29 marzo 2024
Aggiornato 10:00
Gusto e territorio

Menabrea 170 anni di storia in un museo

Siamo entrati nelle sale che ospitano macchinari, documenti e racconti della birreria più antica d'Italia. Ecco le immagini del piccolo tour

BIELLA – Entrare nel museo Menabrea è un po' come entrare a casa, in una casa con 170 anni di storia che appartiene a quella che oggi è la birreria più antica d'Italia. Lo si vede a colpo d'occhio, grazie alle medaglie e ai riconoscimenti che arredano le pareti. La struttura del museo è molto semplice ed accogliente: lungo il percorso siamo andati alla scoperta delle materie prime, delle attrezzature per la produzione e di aneddoti particolari sull'azienda biellese.

La produzione
Dalla pianta di luppolo tutto ha inizio. Di questa pianta rampicante, coltivata in alti filari di circa 5 metri, si utilizza l'estratto del fiore che oggi viene trasformato in pellet, molto più pratico da stockare e conservare. Si prosegue il viaggio produttivo con le diverse tipologie di malto. In Italia oggi il mais è il succedaneo più utilizzato anche se per molto tempo è stato il riso ad avere l'impiego più diffuso. Scendiamo qualche gradino e ci troviamo accanto alla vecchia sala cottura, la seconda ad essere utilizzata in Menabrea ed arrivata in azienda nel 1934 dopo l'acquisto da una birreria di Padova e rimasta in funzione fino al 1986. Intorno a noi le belle immagini degli uomini al lavoro nelle cantine di fermentazione a vasche aperte anche queste attive in azienda fino alla fine degli anni '80 e poi ancora le cantine di conservazione con le botti per la maturazione della birra. Ci avviciniamo poi agli strumenti di lavorazione: da quello per la propagazione del lievito nel mosto fino al più complesso, ancora di proprietà dello stato, utilizzato per la determinazione del grado saccarometrico della birra ma soprattutto per determinare la tassazione delle fabbriche di birra generando il valore delle accise. Lo strumento è arrivato in Italia come risarcimento di guerra dallo stato austriaco ed è rimasto in funzione fino all'introduzione del nuovo sistema fiscale nel 1992.

Tappi, bottiglie e passione
Dopo la produzione arriva il confezionamento, ed ecco fare capolino una vecchia riempitrice ed una vasta collezione di bottiglie, dalle più antiche in ceramica fino ad arrivare al vetro stampato con l'effige Menabrea.

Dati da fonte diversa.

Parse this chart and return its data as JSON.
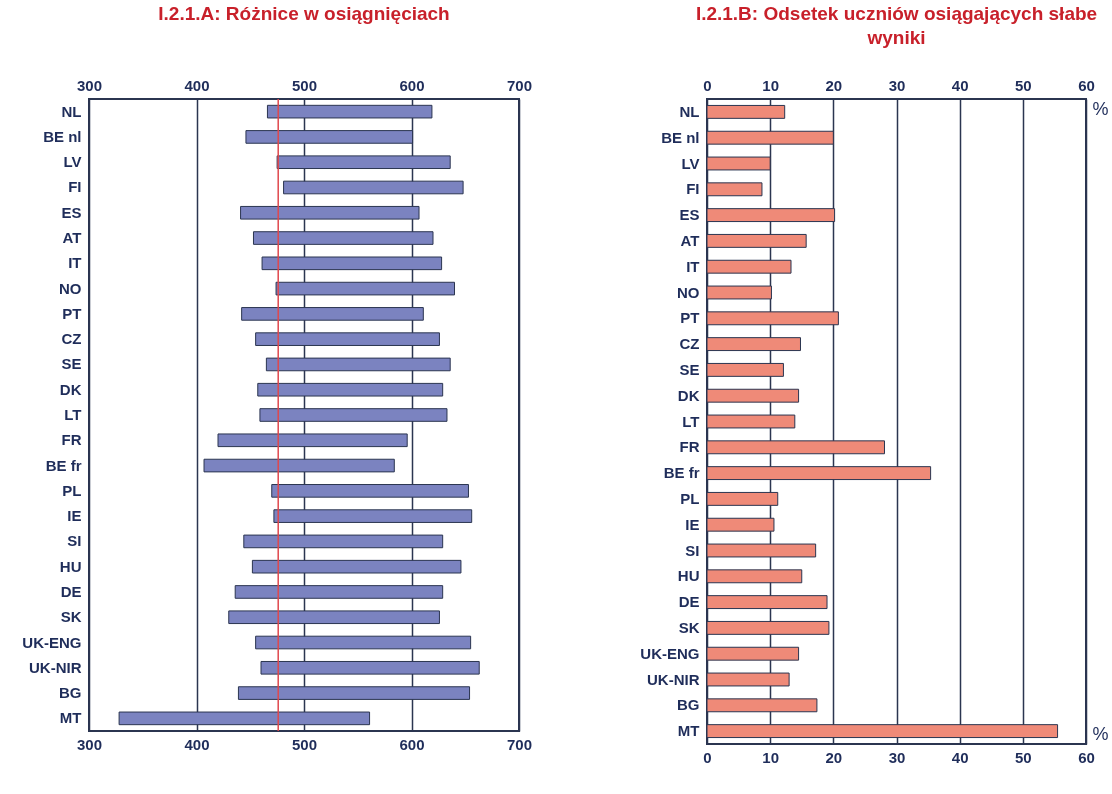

Oltre alle bottiglie anche i tappi evolvono: dal sughero con gabbia in fil di ferro per mantenere il tappo in sede durante alla pastorizzazione passiamo ai variopinti tappi a corona. Ma le curiosità non sono finite, Menabrea infatti, fino agli anni '70, era produttrice anche di acqua e gazose e proprio quest'ultime erano inserite nelle nostalgiche bottiglie con la chiusura a biglia. Un passo avanti verso una mappa che però riesce a farci tornare indietro di qualche decennio. Qui vediamo raffigurato lo stabilimento Menabrea degli anni '20 periodo in cui lo sviluppo della fabbrica ruota tutto intorno alla ghiaccia, una struttura circolare cuore di tutte le attività dell'azienda e tutt'ora presente. Da notare anche la centrale di trasformazione elettrica, una delle prime in funzione della città che utilizzava l'acqua della roggia sottostante la fabbrica per alimentare la turbina. Già all'epoca Menabrea aveva il suo ristorante, un locale molto rinomato in cui venivano anche organizzati spettacoli di cabaret. Si torna al lavoro, quello duro, con le attrezzature dei bottai. Le botti in legno necessitavano di un grande lavoro di manutenzione annuale che prevedeva tantissimi strumenti per la pulitura e per la successiva impeciatura a 100 gradi.

Storia e... acqua
L'ultima area del museo è dedicata all'archivio storico, dove scopriamo carte intestate finemente decorate insieme agli stampi e ai timbri per realizzarle, libri inventari dove si nota la valorizzazione dei cavalli inseriti a bilancio: l'ultimo cavallo aziendale va in pensione nel 1945 mentre il primo automezzo arriva in Menabrea nel 1918. Continuiamo il nostro tour e di fianco alla vecchia scrivania scorgiamo grafici di produzione e documenti scritti in tedesco e in francese che ricordano l'origine Walser della famiglia Thedy proveniente dalla valle di Gressoney. Perchè questa famiglia ha scelto Biella? Per quello che da sempre la contraddistingue, l'acqua che, in tempi antichi, era l'elemento caratterizzante e tutt'ora fondamentale per la produzione di un'ottima birra.